DataHub is a collection of thousands of machine learning datasets available for free without registration. The collection includes sets from financial market data, macroeconomic data, and population growth to cryptocurrency prices.

Data.Gov

Data.Gov was launched in 2009 and is managed and hosted by the U.S. General Services Administration, Technology Transformation Service. The platform is powered by two open source applications, CKAN and WordPress, and is hosted on GitHub. There are over 330,700 datasets available to download in multiple formats, including CSV, JSON, PDF, RDF, XML.

HealthData.gov

This site is dedicated to making high-value health data more accessible to entrepreneurs, researchers, and policymakers in the hopes of better health outcomes for all. On HealtheData.gov, you can find data on a wide range of topics, including environmental health, medical devices, social services, community health, mental health, and substance abuse. The data is collected and supplied from agencies from the U.S. Department of Health and Human Services and state partners. This includes the Centers for Medicare and Medicaid Services, Centers for Disease Control and Prevention, Food and Drug Administration, and the Agency for Health Care Research and Quality.

NLP Index

The NLP Index is a brand new resource for NLP code discovery, combining and indexing more than 3,000 papers and code pairs at launch. It is handy for NLP research since it contains datasets for various natural language processing tasks, created and curated by Quantum Stat.
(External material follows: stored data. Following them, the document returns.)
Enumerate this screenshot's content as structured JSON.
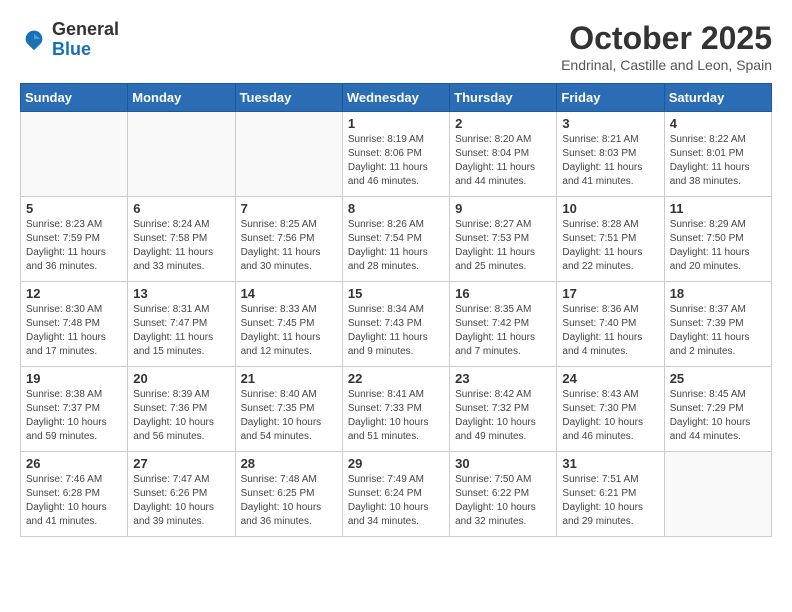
{
  "header": {
    "logo_general": "General",
    "logo_blue": "Blue",
    "month_year": "October 2025",
    "location": "Endrinal, Castille and Leon, Spain"
  },
  "days_of_week": [
    "Sunday",
    "Monday",
    "Tuesday",
    "Wednesday",
    "Thursday",
    "Friday",
    "Saturday"
  ],
  "weeks": [
    [
      {
        "day": "",
        "info": ""
      },
      {
        "day": "",
        "info": ""
      },
      {
        "day": "",
        "info": ""
      },
      {
        "day": "1",
        "info": "Sunrise: 8:19 AM\nSunset: 8:06 PM\nDaylight: 11 hours\nand 46 minutes."
      },
      {
        "day": "2",
        "info": "Sunrise: 8:20 AM\nSunset: 8:04 PM\nDaylight: 11 hours\nand 44 minutes."
      },
      {
        "day": "3",
        "info": "Sunrise: 8:21 AM\nSunset: 8:03 PM\nDaylight: 11 hours\nand 41 minutes."
      },
      {
        "day": "4",
        "info": "Sunrise: 8:22 AM\nSunset: 8:01 PM\nDaylight: 11 hours\nand 38 minutes."
      }
    ],
    [
      {
        "day": "5",
        "info": "Sunrise: 8:23 AM\nSunset: 7:59 PM\nDaylight: 11 hours\nand 36 minutes."
      },
      {
        "day": "6",
        "info": "Sunrise: 8:24 AM\nSunset: 7:58 PM\nDaylight: 11 hours\nand 33 minutes."
      },
      {
        "day": "7",
        "info": "Sunrise: 8:25 AM\nSunset: 7:56 PM\nDaylight: 11 hours\nand 30 minutes."
      },
      {
        "day": "8",
        "info": "Sunrise: 8:26 AM\nSunset: 7:54 PM\nDaylight: 11 hours\nand 28 minutes."
      },
      {
        "day": "9",
        "info": "Sunrise: 8:27 AM\nSunset: 7:53 PM\nDaylight: 11 hours\nand 25 minutes."
      },
      {
        "day": "10",
        "info": "Sunrise: 8:28 AM\nSunset: 7:51 PM\nDaylight: 11 hours\nand 22 minutes."
      },
      {
        "day": "11",
        "info": "Sunrise: 8:29 AM\nSunset: 7:50 PM\nDaylight: 11 hours\nand 20 minutes."
      }
    ],
    [
      {
        "day": "12",
        "info": "Sunrise: 8:30 AM\nSunset: 7:48 PM\nDaylight: 11 hours\nand 17 minutes."
      },
      {
        "day": "13",
        "info": "Sunrise: 8:31 AM\nSunset: 7:47 PM\nDaylight: 11 hours\nand 15 minutes."
      },
      {
        "day": "14",
        "info": "Sunrise: 8:33 AM\nSunset: 7:45 PM\nDaylight: 11 hours\nand 12 minutes."
      },
      {
        "day": "15",
        "info": "Sunrise: 8:34 AM\nSunset: 7:43 PM\nDaylight: 11 hours\nand 9 minutes."
      },
      {
        "day": "16",
        "info": "Sunrise: 8:35 AM\nSunset: 7:42 PM\nDaylight: 11 hours\nand 7 minutes."
      },
      {
        "day": "17",
        "info": "Sunrise: 8:36 AM\nSunset: 7:40 PM\nDaylight: 11 hours\nand 4 minutes."
      },
      {
        "day": "18",
        "info": "Sunrise: 8:37 AM\nSunset: 7:39 PM\nDaylight: 11 hours\nand 2 minutes."
      }
    ],
    [
      {
        "day": "19",
        "info": "Sunrise: 8:38 AM\nSunset: 7:37 PM\nDaylight: 10 hours\nand 59 minutes."
      },
      {
        "day": "20",
        "info": "Sunrise: 8:39 AM\nSunset: 7:36 PM\nDaylight: 10 hours\nand 56 minutes."
      },
      {
        "day": "21",
        "info": "Sunrise: 8:40 AM\nSunset: 7:35 PM\nDaylight: 10 hours\nand 54 minutes."
      },
      {
        "day": "22",
        "info": "Sunrise: 8:41 AM\nSunset: 7:33 PM\nDaylight: 10 hours\nand 51 minutes."
      },
      {
        "day": "23",
        "info": "Sunrise: 8:42 AM\nSunset: 7:32 PM\nDaylight: 10 hours\nand 49 minutes."
      },
      {
        "day": "24",
        "info": "Sunrise: 8:43 AM\nSunset: 7:30 PM\nDaylight: 10 hours\nand 46 minutes."
      },
      {
        "day": "25",
        "info": "Sunrise: 8:45 AM\nSunset: 7:29 PM\nDaylight: 10 hours\nand 44 minutes."
      }
    ],
    [
      {
        "day": "26",
        "info": "Sunrise: 7:46 AM\nSunset: 6:28 PM\nDaylight: 10 hours\nand 41 minutes."
      },
      {
        "day": "27",
        "info": "Sunrise: 7:47 AM\nSunset: 6:26 PM\nDaylight: 10 hours\nand 39 minutes."
      },
      {
        "day": "28",
        "info": "Sunrise: 7:48 AM\nSunset: 6:25 PM\nDaylight: 10 hours\nand 36 minutes."
      },
      {
        "day": "29",
        "info": "Sunrise: 7:49 AM\nSunset: 6:24 PM\nDaylight: 10 hours\nand 34 minutes."
      },
      {
        "day": "30",
        "info": "Sunrise: 7:50 AM\nSunset: 6:22 PM\nDaylight: 10 hours\nand 32 minutes."
      },
      {
        "day": "31",
        "info": "Sunrise: 7:51 AM\nSunset: 6:21 PM\nDaylight: 10 hours\nand 29 minutes."
      },
      {
        "day": "",
        "info": ""
      }
    ]
  ]
}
Each entry in the index includes a paper title, its abstract, the authors, links to the paper itself, and a corresponding GitHub repository.

Key takeaways

A successful ML model can't perform well without a proper dataset. Keep in mind that the dataset should be in line with your project requirements. A few core considerations include the number of instances, how balanced the dataset is, and whether it contains all the elements you need to label. Then, leverage these dataset finders and make sure to pick the one that provides the best data foundation for the AI model you're building.